The reason you have to drill again at (3) instead of just subtracting the change in surface elevation from the measurement you took at (2) is because of the irregularity of the underside of the ice. You don’t know if there will be a big lump of nice solid ice there, or if it will be a surprisingly thin patch, so you have to check. For this same reason, you can’t measure a crack in one place and cross in another, because conditions along the crack can change completely in just a few metres.
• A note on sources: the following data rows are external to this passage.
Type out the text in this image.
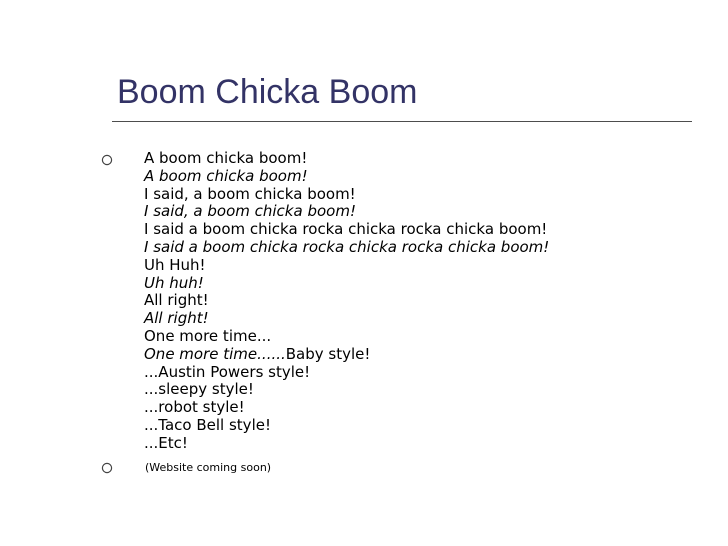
Boom Chicka Boom
A boom chicka boom!
A boom chicka boom!
I said, a boom chicka boom!
I said, a boom chicka boom!
I said a boom chicka rocka chicka rocka chicka boom!
I said a boom chicka rocka chicka rocka chicka boom!
Uh Huh!
Uh huh!
All right!
All right!
One more time...
One more time......Baby style!
...Austin Powers style!
...sleepy style!
...robot style!
...Taco Bell style!
...Etc!

(Website coming soon)
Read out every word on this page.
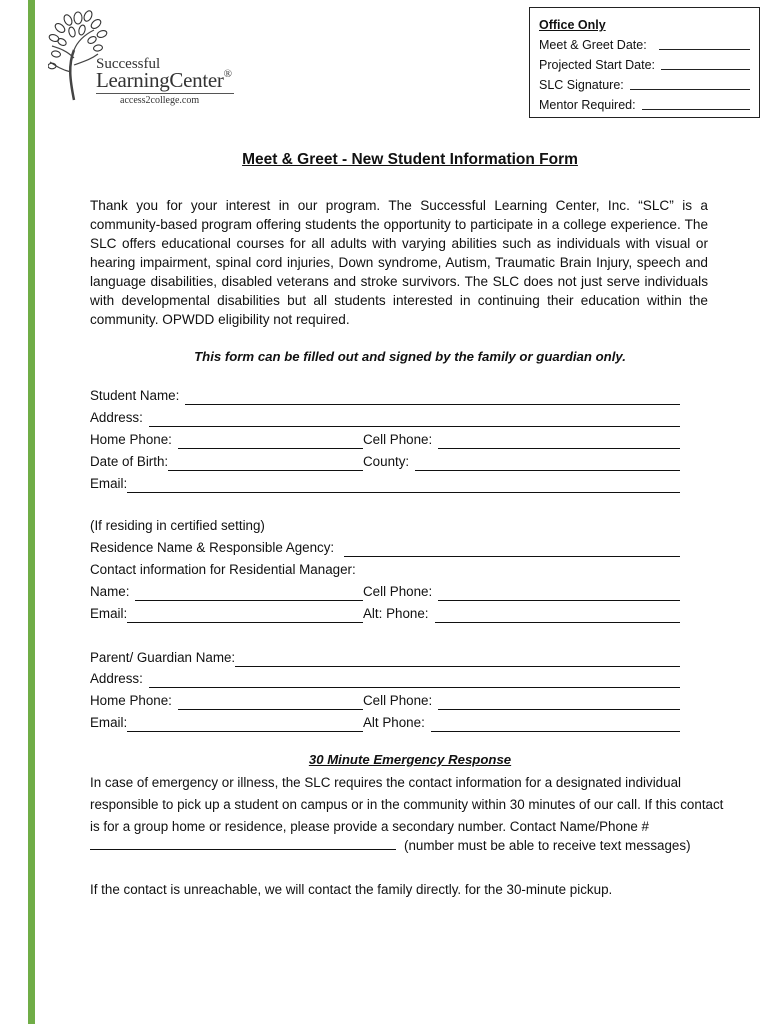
Successful
LearningCenter®
access2college.com
Office Only
Meet & Greet Date:
Projected Start Date:
SLC Signature:
Mentor Required:
Meet & Greet - New Student Information Form
Thank you for your interest in our program. The Successful Learning Center, Inc. “SLC” is a community-based program offering students the opportunity to participate in a college experience. The SLC offers educational courses for all adults with varying abilities such as individuals with visual or hearing impairment, spinal cord injuries, Down syndrome, Autism, Traumatic Brain Injury, speech and language disabilities, disabled veterans and stroke survivors. The SLC does not just serve individuals with developmental disabilities but all students interested in continuing their education within the community. OPWDD eligibility not required.
This form can be filled out and signed by the family or guardian only.
Student Name:
Address:
Home Phone:	Cell Phone:
Date of Birth:	County:
Email:
(If residing in certified setting)
Residence Name & Responsible Agency:
Contact information for Residential Manager:
Name:	Cell Phone:
Email:	Alt: Phone:
Parent/ Guardian Name:
Address:
Home Phone:	Cell Phone:
Email:	Alt Phone:
30 Minute Emergency Response
In case of emergency or illness, the SLC requires the contact information for a designated individual responsible to pick up a student on campus or in the community within 30 minutes of our call. If this contact is for a group home or residence, please provide a secondary number. Contact Name/Phone #
(number must be able to receive text messages)
If the contact is unreachable, we will contact the family directly. for the 30-minute pickup.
Part of the job of the Sea Ice Master* at McMurdo is establishing ‘roads’ for vehicles to take to regular destinations (e.g. Cape Evans, the seal camp at Turtle Rock, Penguin Ranch, etc). Usually the ice is thick enough that these roads can go more or less directly there, but this year the ice formed so late, and in some cases was so choppy, that the roads snaked and dog-legged all over the place to find safe crossings. On top of that, the early summer had been exceptionally warm, and there was a great deal of nervousness around just how long the sea ice would be traversible at all. Luckily there was a cold spell just before I arrived, which bought enough time for me to travel to Cape Evans. In my last few days at McMurdo the sea ice did finally get closed to all traffic and the flags marking the roads were brought in, so it was a close run thing.